Hi there! We're here to make your life a living hell.

It's as simple as this: standing in the middle of the sidewalk is really, really, really annoying to everyone else trying to use that space. I understand you're lost and you need to look at that map, but can't you do it two feet to your left? This isn't quite as offensive if there's just two of you, but when your whole class trip of 20 people has formed a map-reading posse in the middle of the fucking sidewalk, that's a problem.

"YES, THIS IS A GOOD PLACE TO CHECK OUR BEARINGS. HAND ME THAT MAP."

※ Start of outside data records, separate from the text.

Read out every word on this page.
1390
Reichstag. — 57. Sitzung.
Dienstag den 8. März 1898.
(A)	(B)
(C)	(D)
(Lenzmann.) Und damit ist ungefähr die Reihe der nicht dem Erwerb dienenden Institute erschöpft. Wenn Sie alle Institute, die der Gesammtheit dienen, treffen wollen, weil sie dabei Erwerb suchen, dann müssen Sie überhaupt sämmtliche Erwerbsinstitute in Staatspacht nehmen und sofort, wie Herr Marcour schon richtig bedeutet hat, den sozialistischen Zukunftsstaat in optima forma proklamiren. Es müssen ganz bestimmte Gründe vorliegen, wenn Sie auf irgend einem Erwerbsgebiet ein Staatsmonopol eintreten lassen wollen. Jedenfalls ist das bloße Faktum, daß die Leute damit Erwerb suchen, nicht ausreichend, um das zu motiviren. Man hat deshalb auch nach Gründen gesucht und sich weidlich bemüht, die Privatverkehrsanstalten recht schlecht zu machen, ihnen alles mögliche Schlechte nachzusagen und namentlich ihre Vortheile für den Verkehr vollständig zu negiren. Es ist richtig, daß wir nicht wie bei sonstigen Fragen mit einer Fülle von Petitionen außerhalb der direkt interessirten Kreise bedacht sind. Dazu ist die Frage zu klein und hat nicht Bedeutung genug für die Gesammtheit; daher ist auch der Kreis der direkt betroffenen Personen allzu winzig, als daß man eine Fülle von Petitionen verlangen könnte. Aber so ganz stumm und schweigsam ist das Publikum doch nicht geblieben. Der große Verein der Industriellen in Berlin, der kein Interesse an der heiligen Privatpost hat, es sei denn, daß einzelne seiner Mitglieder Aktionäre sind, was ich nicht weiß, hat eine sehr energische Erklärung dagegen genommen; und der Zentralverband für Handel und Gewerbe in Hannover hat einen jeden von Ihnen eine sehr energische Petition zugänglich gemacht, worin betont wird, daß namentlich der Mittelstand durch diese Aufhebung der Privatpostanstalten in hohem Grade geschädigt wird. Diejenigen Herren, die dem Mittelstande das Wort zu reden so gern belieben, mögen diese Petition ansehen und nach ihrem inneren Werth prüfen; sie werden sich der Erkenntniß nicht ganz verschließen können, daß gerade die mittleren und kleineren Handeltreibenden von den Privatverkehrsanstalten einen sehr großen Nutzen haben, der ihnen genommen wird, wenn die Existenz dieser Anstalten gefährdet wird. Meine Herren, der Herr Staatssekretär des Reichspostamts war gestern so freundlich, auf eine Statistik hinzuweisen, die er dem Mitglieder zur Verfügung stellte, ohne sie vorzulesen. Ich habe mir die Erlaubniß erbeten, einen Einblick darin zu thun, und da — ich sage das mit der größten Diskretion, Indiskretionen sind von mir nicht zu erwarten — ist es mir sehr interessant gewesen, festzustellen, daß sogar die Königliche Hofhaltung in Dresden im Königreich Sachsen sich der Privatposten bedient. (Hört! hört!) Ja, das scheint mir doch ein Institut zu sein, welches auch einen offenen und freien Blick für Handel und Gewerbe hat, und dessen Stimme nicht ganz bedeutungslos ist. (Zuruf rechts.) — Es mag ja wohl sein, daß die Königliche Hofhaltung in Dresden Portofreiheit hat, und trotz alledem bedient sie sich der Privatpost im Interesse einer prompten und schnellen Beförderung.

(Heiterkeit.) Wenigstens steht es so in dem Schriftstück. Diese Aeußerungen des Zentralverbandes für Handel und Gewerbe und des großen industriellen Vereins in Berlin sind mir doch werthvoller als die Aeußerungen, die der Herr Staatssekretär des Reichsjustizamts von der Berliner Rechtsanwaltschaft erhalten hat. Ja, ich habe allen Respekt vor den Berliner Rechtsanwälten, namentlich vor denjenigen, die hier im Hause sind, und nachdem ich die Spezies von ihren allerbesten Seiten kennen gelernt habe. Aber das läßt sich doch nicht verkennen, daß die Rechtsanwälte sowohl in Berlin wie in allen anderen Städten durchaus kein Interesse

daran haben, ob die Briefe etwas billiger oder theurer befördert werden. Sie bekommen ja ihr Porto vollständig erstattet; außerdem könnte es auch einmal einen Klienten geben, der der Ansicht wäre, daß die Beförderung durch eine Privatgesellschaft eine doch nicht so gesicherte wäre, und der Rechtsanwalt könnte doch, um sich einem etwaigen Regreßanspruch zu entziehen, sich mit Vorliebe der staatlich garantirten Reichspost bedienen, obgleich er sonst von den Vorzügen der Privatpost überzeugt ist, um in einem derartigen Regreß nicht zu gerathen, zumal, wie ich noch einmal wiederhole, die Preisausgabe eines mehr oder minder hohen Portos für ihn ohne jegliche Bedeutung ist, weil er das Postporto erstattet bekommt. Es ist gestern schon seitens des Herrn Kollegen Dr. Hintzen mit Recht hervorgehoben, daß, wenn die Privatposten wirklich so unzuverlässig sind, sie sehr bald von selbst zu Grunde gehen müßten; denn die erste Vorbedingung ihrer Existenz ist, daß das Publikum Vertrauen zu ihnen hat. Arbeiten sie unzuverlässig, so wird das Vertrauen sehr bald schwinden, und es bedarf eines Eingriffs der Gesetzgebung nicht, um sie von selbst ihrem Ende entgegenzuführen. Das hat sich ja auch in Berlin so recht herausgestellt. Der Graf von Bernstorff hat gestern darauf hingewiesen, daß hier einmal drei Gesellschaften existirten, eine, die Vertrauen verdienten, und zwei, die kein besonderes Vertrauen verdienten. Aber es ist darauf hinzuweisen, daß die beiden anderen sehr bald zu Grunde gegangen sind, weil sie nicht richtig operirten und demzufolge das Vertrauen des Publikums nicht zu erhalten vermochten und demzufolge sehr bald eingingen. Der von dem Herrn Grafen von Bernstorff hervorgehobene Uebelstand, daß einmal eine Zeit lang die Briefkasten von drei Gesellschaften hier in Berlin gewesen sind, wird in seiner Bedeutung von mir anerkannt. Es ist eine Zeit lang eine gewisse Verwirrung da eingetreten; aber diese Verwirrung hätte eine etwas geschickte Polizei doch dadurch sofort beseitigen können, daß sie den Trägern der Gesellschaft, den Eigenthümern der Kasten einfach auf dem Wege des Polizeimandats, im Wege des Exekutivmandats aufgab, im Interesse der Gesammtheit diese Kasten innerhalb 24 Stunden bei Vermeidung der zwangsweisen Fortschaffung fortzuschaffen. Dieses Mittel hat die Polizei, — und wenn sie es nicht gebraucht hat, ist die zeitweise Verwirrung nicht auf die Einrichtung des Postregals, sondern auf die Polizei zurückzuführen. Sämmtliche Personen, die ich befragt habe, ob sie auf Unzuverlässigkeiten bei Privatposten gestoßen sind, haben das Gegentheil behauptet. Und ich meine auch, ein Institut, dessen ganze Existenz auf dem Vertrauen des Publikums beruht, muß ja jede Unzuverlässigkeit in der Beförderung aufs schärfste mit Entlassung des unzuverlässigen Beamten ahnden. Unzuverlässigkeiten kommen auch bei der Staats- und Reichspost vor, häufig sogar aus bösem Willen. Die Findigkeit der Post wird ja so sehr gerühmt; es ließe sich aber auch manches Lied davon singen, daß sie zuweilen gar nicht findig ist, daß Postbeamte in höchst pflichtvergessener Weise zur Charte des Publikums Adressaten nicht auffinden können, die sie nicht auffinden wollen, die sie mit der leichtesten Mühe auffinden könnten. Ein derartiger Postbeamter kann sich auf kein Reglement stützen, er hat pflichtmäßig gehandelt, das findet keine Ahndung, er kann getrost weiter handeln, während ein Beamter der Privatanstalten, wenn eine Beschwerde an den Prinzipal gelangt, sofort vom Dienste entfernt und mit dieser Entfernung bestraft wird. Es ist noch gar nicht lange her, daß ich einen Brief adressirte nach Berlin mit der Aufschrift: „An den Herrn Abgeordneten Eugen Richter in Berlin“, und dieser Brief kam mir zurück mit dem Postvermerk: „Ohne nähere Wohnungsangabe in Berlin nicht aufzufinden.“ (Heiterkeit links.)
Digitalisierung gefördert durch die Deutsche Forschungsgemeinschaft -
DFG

I've lost count of the number of times I've been forced to walk in the street trying to dodge cars and bikes just to be able to continue moving down the street. I don't even bother saying, “Excuse me,” and attempting to elbow my way through anymore – because they always seem to have tourist earmuffs on that don't allow simple things like that to register (not a language issue – I'm pretty sure the gesture “get the fuck out of my way” is universal). So congratulations, you chorus group from Kansas or mom jeans/fanny pack convention from Alabama – you've endangered my life.

Tourists are at least pretty rare, unless you're in Times Square, and why would you be there unless you absolutely had to be? Nay, there's another walking offense that occurs far more often with natives...


SIDEWALK STEALERS


Everyone needs friends, right? I love friends. Friends are awesome. But when I'm out walking with my friends, we don't walk in a single line as if we are deciding who Red Rover should send over.


Hahahhaha, nice try KATIE!!!

DEAR GOD, GET OUT OF MY WAY. Once again I'm forced into the street to possibly get hit by a car because you needed to take up the entire sidewalk with your camaraderie. It's not like I'm asking for single file, here – you can easily let me around if you just walk in pairs or even three across on wider sidewalks – I just cannot physically push through an entire wall of people.


It's fine if you wanna walk and talk with a group, but when you see someone coming, drop the fuck back and let me by! Easy as that. Moms out together with strollers are another huge offender in this category – I'm glad your twins are pals with that other baby over there, but together your giant strollers have formed a Transformer called Optimus Sidewalk and it's ruining my life.

Mothers, ROLL OUT!

All of you. You are all ruining my life, every day. How much is it to ask for you to use your head when you walk down the street?


Too much, I guess. PREPARE TO BE SERVED.